My first objective in this project was to produce a clean, well registered two colour print from positive and negative masks. Simple, huh? My first attempts at registering a second colour properly were really poor. For this inital attempt, I was trying to line up one edge when I dropped the plate down at an angle. How did I do that?
As this was using a thin plastic stencil, and the halo caused by the slight thickness was doubled with the pos and neg image. I like the halo, and the two analogous colours. This method of registration seems to require a degree of eye/hand coordination I lack. I like the effects of misregistation, but, unfortunately, the prints are spoilt by the lack of a clean plate mark.

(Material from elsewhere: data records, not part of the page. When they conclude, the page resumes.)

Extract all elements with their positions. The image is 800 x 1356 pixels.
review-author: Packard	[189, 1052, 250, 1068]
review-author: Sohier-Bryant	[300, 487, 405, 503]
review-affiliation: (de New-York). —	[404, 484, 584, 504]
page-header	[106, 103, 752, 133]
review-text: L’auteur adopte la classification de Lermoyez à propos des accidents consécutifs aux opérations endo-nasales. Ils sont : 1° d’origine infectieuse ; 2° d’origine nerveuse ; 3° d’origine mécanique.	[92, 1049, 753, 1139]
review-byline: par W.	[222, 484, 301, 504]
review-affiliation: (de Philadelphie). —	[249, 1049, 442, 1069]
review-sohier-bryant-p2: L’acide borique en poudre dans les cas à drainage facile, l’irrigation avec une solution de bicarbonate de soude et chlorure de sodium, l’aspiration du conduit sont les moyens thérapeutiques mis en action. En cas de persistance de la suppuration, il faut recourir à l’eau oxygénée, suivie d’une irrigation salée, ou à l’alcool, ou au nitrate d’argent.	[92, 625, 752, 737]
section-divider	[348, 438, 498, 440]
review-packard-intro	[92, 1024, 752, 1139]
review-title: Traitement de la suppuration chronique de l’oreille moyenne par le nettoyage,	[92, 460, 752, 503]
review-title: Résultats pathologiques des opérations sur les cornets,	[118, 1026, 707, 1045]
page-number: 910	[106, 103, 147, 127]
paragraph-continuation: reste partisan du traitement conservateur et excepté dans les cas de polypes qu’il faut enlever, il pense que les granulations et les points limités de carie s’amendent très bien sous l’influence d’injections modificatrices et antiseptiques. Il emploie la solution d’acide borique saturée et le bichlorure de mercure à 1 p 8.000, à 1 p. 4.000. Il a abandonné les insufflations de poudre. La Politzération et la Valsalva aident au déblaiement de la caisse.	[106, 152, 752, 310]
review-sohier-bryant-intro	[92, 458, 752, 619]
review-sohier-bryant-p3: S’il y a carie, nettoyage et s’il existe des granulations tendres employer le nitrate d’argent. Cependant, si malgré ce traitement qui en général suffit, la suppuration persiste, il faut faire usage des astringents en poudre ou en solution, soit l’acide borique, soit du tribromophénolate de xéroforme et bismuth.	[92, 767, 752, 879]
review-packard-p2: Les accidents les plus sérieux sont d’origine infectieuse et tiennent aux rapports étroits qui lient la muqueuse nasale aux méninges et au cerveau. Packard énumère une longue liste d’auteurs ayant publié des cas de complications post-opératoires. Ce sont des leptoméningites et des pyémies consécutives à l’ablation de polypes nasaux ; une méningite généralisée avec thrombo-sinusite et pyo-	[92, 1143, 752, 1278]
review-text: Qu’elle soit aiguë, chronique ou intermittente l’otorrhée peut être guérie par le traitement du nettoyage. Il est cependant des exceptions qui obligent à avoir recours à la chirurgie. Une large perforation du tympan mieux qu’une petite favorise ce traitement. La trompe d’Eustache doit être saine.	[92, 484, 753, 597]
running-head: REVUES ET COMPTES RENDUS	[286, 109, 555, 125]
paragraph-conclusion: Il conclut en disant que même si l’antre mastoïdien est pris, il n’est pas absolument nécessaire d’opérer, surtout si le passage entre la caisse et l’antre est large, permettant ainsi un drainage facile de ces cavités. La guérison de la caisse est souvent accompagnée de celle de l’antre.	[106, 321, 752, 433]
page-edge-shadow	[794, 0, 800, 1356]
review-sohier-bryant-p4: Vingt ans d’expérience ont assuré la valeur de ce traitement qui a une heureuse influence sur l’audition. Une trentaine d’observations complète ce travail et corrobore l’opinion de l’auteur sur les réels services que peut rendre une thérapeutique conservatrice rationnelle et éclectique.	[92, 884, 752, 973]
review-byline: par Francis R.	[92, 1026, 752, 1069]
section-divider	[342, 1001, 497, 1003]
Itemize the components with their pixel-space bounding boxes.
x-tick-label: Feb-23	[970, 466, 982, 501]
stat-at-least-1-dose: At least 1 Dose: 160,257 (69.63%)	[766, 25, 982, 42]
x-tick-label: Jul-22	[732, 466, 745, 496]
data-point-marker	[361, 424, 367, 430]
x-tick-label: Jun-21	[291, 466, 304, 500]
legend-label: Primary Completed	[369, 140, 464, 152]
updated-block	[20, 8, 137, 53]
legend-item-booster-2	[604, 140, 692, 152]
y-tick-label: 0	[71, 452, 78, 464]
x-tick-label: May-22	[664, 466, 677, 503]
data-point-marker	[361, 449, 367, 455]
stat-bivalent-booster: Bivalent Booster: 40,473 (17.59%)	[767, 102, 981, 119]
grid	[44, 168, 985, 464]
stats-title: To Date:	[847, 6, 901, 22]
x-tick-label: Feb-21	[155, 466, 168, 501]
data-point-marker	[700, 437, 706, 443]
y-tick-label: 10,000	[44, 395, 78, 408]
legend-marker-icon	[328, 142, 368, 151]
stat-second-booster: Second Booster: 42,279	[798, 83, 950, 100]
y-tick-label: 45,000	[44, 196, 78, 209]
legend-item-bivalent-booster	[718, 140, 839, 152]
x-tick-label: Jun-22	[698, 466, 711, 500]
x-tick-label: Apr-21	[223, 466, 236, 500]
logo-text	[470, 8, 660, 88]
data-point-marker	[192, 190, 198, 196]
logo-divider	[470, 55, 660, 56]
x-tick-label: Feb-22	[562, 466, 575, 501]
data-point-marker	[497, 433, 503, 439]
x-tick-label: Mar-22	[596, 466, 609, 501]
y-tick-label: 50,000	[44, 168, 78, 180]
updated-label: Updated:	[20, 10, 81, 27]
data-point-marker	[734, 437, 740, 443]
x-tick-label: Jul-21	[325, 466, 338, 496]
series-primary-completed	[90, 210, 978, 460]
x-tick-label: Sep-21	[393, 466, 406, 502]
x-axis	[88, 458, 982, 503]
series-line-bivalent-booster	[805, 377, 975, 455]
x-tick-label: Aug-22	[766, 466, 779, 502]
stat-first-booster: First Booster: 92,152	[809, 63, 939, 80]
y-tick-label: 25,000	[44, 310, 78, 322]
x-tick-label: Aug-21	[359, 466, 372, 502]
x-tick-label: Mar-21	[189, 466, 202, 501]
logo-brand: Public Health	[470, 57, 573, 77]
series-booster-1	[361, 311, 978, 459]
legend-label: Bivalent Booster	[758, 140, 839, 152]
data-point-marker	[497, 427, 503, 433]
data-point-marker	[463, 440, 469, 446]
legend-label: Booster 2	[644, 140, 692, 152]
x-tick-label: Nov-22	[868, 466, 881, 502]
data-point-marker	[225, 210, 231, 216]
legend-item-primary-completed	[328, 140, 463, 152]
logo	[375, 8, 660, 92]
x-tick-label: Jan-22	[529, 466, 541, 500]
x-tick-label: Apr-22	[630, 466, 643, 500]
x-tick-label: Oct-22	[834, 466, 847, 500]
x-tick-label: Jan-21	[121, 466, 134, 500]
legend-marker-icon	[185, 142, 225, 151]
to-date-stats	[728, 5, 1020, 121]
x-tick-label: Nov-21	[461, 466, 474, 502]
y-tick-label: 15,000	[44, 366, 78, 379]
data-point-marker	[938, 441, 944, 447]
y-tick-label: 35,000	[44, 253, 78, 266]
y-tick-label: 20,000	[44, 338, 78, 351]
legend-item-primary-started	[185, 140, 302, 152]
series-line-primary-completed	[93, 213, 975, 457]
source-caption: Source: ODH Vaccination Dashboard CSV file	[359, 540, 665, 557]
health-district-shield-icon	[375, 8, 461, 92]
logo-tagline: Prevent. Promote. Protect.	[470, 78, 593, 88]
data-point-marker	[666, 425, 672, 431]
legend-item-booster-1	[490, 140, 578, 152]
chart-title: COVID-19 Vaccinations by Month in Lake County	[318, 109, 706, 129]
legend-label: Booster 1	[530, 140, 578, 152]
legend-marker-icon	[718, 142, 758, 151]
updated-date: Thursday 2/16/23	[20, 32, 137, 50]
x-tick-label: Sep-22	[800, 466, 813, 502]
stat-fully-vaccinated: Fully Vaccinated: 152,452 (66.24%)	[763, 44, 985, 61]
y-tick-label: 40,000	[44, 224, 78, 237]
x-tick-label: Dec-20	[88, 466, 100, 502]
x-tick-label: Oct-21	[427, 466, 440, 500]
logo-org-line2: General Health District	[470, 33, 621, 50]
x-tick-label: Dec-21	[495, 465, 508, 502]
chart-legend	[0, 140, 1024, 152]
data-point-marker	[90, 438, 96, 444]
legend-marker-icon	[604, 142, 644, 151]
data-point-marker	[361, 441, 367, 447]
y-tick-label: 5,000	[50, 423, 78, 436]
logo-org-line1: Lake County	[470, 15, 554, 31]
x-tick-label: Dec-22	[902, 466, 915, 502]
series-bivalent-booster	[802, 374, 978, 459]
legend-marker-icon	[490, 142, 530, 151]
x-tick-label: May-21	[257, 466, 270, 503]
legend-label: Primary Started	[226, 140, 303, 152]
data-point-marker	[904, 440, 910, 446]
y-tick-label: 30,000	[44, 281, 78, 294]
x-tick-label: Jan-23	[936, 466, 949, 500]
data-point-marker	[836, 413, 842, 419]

This next print was reasonably registered but had a ‘shadow’ because I didn’t place the stencil down smoothly and also a halo. I thought I could turn it to my advantage by printing a third transparent colour over the top with addition stencils and achieve four colours. To aid transparency, I extended the ink, but, unfortunately, this made the ink too gloopy and I couldn’t roll an even texture. Also, with my student rollers, I can’t cover the plate without lines at the roller edge and an offset from the edge of the plate. Frustrating.
I wanted to explore a different registration technique. For this print, I tried drawing around the plate on paper on the press bed, and keeping the paper pinched.
The floppy, complex paper stencil didn’t land cleanly for the second print, and for some reason, the print paper creased badly as it went through the press a second time. Perhaps the paper had dried out too much between passes (about 5 mins) or perhaps I had soaked it too much to start with.
I really like the stencils using the human figure. These seem to me to have an extra degree of interest and allow the viewer to exercise imagination. I went on a life drawing session last week (see ) and thought I might utilise some of the shapes. I photographed my originals and isolated some of the shapes, drawing over to develop a stencil. Most didn’t work because of the partial outlines, but I thought this one interesting.
I decided to position her to one side of the plate so that she is pointing into the space. I had acquired more newsprint so this stencil was cut from that, but the negative stencil was in two pieces, of course, so an extra registration problem.
This time I tried a different registration technique. I did a positive print, then placed the other stencil on top of it and two flat pieces of metal along the edges at one corner. I then inked my plate an nudging it into the metal corner, dropped it onto the stenciled paper. I pressed the plate down to stick it to the paper, and carefully flipped it before placing the package on the press. This had the advantage that I could accurately position my stencils (to a fraction of a mm).
In my first attempt, the stencil creased, spoiling an otherwise good print.
These are my two best attempts but each has a slight smudge at the corner from placing the plate down, and even with this method, I can’t place the stencils accurately enough. I am not sure how to improve on my registration at present, for a really professional finish. I prefer the orange figure on the turquoise background, but, truth be told, I find these rather flat and dull.